Age groups are a critical classification in epidemiological and clinical research, helping researchers identify differences in biological, behavioral, and social characteristics across the lifespan.
These age cohorts, such as infants, children, adolescents, adults, and the elderly, can be analyzed using statistical software like SAS version 9.4, SPSS version 20, Stata 14, and SPSS version 22.0 and 25.0.
Accurate age group categorization is essential for enhancing the reproducibility and accuracy of research findings.
PubCompare.ai's intelligent protocol comparisons can assist researchers in selecting the most effective methods for studying specific age groups, improving workflow and delivering more precise results.
Incorporating age group analysis into research studies can help uncover valuable insights.
For example, comparing the efficacy of a drug treatment across different age groups using SPSS Statistics or SAS software could reveal important age-related differences in response.
Similarly, analyzing behavioral patterns in children versus adults using Stata 14 could provide key insights into developmental trajectories.
By leveraging age group data and the power of statistical analysis tools like SAS v9.4 and SPSS version 25.0, researchers can enhance the accuracy and reproducibility of their findings, leading to more impactful and reliable conclusions.
PubCompare.ai's intuitive platform can streamline this process, helping researchers identify the best protocols and methodologies for their age-specific research needs.
These age cohorts, such as infants, children, adolescents, adults, and the elderly, can be analyzed using statistical software like SAS version 9.4, SPSS version 20, Stata 14, and SPSS version 22.0 and 25.0.
Accurate age group categorization is essential for enhancing the reproducibility and accuracy of research findings.

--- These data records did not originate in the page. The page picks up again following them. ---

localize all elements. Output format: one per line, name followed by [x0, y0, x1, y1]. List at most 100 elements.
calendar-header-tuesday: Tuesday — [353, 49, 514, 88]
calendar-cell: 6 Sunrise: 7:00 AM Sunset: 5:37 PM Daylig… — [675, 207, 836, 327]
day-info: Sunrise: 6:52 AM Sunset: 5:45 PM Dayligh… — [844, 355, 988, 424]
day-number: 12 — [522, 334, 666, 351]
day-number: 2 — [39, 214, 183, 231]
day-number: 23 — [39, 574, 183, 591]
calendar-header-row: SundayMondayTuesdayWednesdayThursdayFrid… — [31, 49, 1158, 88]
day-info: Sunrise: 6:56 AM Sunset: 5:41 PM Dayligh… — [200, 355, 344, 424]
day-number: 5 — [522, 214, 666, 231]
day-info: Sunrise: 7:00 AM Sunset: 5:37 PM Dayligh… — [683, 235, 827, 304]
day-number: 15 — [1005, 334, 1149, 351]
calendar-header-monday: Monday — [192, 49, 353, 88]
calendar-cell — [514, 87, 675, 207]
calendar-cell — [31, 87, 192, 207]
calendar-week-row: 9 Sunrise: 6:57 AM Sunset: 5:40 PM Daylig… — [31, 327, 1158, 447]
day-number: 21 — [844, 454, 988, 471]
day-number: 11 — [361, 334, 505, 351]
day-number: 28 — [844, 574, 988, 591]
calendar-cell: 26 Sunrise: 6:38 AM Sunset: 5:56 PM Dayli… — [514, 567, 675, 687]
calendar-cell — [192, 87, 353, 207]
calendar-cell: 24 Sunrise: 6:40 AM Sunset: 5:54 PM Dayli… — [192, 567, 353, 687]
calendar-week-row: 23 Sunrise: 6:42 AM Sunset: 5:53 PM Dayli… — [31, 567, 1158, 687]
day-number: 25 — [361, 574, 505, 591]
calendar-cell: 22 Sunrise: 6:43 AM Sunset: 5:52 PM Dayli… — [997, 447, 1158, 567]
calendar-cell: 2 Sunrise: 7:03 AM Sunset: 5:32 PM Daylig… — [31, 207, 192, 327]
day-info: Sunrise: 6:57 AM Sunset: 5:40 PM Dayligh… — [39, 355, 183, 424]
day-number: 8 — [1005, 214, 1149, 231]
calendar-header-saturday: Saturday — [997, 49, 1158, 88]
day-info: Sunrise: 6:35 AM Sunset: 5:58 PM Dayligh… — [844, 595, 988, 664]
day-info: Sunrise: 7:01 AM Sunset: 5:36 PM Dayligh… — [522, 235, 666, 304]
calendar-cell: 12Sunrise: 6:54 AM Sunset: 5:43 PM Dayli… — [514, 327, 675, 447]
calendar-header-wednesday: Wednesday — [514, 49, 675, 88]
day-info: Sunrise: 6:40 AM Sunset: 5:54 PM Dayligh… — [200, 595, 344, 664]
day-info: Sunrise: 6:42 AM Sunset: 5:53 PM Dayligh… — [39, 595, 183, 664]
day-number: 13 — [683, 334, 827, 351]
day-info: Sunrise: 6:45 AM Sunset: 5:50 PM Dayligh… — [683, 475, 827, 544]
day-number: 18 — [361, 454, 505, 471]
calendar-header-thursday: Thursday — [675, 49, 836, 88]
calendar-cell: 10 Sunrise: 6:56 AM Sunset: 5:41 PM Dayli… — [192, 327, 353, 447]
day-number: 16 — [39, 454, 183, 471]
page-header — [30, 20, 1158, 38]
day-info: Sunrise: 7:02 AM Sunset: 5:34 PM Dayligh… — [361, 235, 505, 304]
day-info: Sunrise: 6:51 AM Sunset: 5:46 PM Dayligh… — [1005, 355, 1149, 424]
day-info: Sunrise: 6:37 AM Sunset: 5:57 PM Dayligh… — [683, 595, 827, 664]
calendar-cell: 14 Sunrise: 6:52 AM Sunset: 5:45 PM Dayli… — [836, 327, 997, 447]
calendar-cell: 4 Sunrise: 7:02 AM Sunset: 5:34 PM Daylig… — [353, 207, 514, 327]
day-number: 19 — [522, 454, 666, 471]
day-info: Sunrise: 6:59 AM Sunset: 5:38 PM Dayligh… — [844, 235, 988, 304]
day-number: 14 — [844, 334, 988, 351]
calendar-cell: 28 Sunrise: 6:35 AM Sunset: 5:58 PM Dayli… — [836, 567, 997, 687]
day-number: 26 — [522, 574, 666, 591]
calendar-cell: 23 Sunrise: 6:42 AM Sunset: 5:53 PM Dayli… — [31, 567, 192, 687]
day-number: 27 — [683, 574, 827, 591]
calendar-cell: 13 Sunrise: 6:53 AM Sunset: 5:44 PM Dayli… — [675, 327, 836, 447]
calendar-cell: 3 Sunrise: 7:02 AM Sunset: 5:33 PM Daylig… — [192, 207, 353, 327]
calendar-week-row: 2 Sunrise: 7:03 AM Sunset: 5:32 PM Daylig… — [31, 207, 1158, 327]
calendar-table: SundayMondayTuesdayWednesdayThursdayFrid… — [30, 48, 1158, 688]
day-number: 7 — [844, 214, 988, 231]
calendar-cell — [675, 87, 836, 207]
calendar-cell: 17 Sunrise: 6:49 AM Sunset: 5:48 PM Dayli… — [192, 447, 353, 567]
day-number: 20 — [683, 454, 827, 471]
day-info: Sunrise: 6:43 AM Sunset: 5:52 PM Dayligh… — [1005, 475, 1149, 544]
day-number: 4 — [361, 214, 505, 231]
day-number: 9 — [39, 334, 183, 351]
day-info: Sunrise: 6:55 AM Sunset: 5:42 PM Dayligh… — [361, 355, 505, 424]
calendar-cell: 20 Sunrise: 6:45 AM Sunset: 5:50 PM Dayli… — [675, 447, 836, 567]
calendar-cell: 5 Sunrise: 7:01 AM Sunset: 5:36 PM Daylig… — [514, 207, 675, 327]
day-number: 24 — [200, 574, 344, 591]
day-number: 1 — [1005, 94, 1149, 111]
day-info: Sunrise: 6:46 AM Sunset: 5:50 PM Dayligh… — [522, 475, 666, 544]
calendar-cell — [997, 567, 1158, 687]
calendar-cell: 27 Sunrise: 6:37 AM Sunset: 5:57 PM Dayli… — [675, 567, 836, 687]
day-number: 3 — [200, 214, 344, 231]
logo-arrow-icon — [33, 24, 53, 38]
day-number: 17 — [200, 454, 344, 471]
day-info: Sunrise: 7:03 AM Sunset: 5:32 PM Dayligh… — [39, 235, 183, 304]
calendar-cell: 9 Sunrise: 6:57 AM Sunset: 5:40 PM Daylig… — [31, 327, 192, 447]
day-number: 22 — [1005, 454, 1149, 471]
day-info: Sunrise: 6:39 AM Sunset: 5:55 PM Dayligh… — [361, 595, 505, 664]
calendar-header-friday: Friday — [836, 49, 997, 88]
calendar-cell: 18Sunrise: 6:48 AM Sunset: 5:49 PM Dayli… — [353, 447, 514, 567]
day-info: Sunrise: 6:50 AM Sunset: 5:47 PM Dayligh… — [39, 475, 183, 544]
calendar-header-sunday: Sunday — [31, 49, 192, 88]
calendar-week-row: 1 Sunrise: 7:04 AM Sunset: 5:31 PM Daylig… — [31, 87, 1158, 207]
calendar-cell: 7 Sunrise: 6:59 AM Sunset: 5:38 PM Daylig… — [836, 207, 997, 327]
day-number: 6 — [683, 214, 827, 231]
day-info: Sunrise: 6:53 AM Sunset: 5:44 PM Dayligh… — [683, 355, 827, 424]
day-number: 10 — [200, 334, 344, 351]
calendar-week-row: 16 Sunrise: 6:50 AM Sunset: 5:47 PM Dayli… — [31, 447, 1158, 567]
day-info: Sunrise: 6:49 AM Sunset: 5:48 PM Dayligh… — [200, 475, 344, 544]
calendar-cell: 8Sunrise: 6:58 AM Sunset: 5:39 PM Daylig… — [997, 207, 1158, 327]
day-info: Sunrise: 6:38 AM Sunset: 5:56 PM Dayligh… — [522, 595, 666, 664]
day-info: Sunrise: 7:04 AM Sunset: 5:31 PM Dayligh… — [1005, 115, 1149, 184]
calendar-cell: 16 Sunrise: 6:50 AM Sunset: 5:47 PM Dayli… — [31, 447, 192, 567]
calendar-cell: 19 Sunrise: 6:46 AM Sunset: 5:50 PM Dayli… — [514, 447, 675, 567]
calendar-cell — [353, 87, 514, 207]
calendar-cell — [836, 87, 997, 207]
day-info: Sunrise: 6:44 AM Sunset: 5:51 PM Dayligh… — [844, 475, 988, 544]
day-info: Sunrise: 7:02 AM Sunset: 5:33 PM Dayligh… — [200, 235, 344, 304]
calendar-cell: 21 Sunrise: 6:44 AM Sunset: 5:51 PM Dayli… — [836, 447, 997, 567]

PubCompare.ai's intelligent protocol comparisons can assist researchers in selecting the most effective methods for studying specific age groups, improving workflow and delivering more precise results.
Incorporating age group analysis into research studies can help uncover valuable insights.
For example, comparing the efficacy of a drug treatment across different age groups using SPSS Statistics or SAS software could reveal important age-related differences in response.
Similarly, analyzing behavioral patterns in children versus adults using Stata 14 could provide key insights into developmental trajectories.
By leveraging age group data and the power of statistical analysis tools like SAS v9.4 and SPSS version 25.0, researchers can enhance the accuracy and reproducibility of their findings, leading to more impactful and reliable conclusions.
PubCompare.ai's intuitive platform can streamline this process, helping researchers identify the best protocols and methodologies for their age-specific research needs.